En México, la transformación hacia una economía digital avanza a un ritmo más lento que en otros países, ya que cerca del 80 por ciento de las transacciones comerciales continúan realizándose en efectivo, una situación que refleja los desafíos que enfrenta el país para adoptar nuevas tecnologías financieras.
Así lo señaló César Francisco Duarte Rivera, integrante del Instituto de Investigaciones Económicas, quien explicó que factores como la alta informalidad económica, la desconfianza en el sistema bancario y el escaso conocimiento sobre las herramientas digitales han frenado el crecimiento de los pagos electrónicos.
El especialista destacó que la tokenización, un proceso que permite convertir bienes o dinero en representaciones digitales conocidas como tokens, representa una de las siguientes etapas en la evolución del sistema financiero. Sin embargo, consideró que México todavía se encuentra lejos de implementar esta tecnología de manera generalizada.
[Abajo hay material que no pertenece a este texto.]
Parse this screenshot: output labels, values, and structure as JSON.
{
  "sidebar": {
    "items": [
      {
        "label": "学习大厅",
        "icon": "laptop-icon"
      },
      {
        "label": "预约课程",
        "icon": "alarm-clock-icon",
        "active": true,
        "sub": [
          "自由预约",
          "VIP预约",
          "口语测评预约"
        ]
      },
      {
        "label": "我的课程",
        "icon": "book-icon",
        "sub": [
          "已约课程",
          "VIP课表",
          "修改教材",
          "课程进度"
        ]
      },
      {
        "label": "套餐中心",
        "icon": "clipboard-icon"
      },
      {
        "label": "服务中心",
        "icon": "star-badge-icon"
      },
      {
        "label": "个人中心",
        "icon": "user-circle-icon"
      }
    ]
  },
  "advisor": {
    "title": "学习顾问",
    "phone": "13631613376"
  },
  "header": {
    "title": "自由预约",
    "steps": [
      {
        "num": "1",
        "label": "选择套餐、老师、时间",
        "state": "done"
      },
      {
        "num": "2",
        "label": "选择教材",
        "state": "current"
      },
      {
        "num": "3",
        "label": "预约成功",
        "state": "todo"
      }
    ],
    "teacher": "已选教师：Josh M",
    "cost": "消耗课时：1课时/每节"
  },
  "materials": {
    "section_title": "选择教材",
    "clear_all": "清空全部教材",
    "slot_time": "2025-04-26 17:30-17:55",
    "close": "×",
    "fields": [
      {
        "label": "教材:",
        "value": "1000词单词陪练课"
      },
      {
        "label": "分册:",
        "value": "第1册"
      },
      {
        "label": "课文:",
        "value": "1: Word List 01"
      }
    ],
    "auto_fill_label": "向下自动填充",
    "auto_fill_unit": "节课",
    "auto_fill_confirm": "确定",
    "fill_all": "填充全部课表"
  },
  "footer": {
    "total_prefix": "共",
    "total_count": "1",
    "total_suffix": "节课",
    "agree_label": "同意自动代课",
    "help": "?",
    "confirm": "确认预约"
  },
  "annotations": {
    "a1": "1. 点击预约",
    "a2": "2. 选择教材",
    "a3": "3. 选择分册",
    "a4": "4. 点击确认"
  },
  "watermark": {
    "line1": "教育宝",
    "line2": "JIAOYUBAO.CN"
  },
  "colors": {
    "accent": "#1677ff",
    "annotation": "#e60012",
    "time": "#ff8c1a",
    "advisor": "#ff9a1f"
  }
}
Añadió que la economía informal continúa siendo uno de los principales obstáculos, ya que favorece el uso del efectivo y dificulta la generación de información necesaria para el funcionamiento de plataformas financieras digitales más sofisticadas.
Duarte Rivera también señaló que el Gobierno Federal impulsa el fortalecimiento de la economía digital debido a que facilita la recaudación de impuestos y contribuye a un mayor control sobre actividades ilícitas. No obstante, reconoció que la adopción de estos mecanismos sigue siendo limitada entre la población y los comercios.
El panorama evidencia que, pese al crecimiento de las tecnologías financieras a nivel mundial, México aún enfrenta importantes retos para reducir su dependencia del efectivo y acelerar la modernización de su sistema de pagos.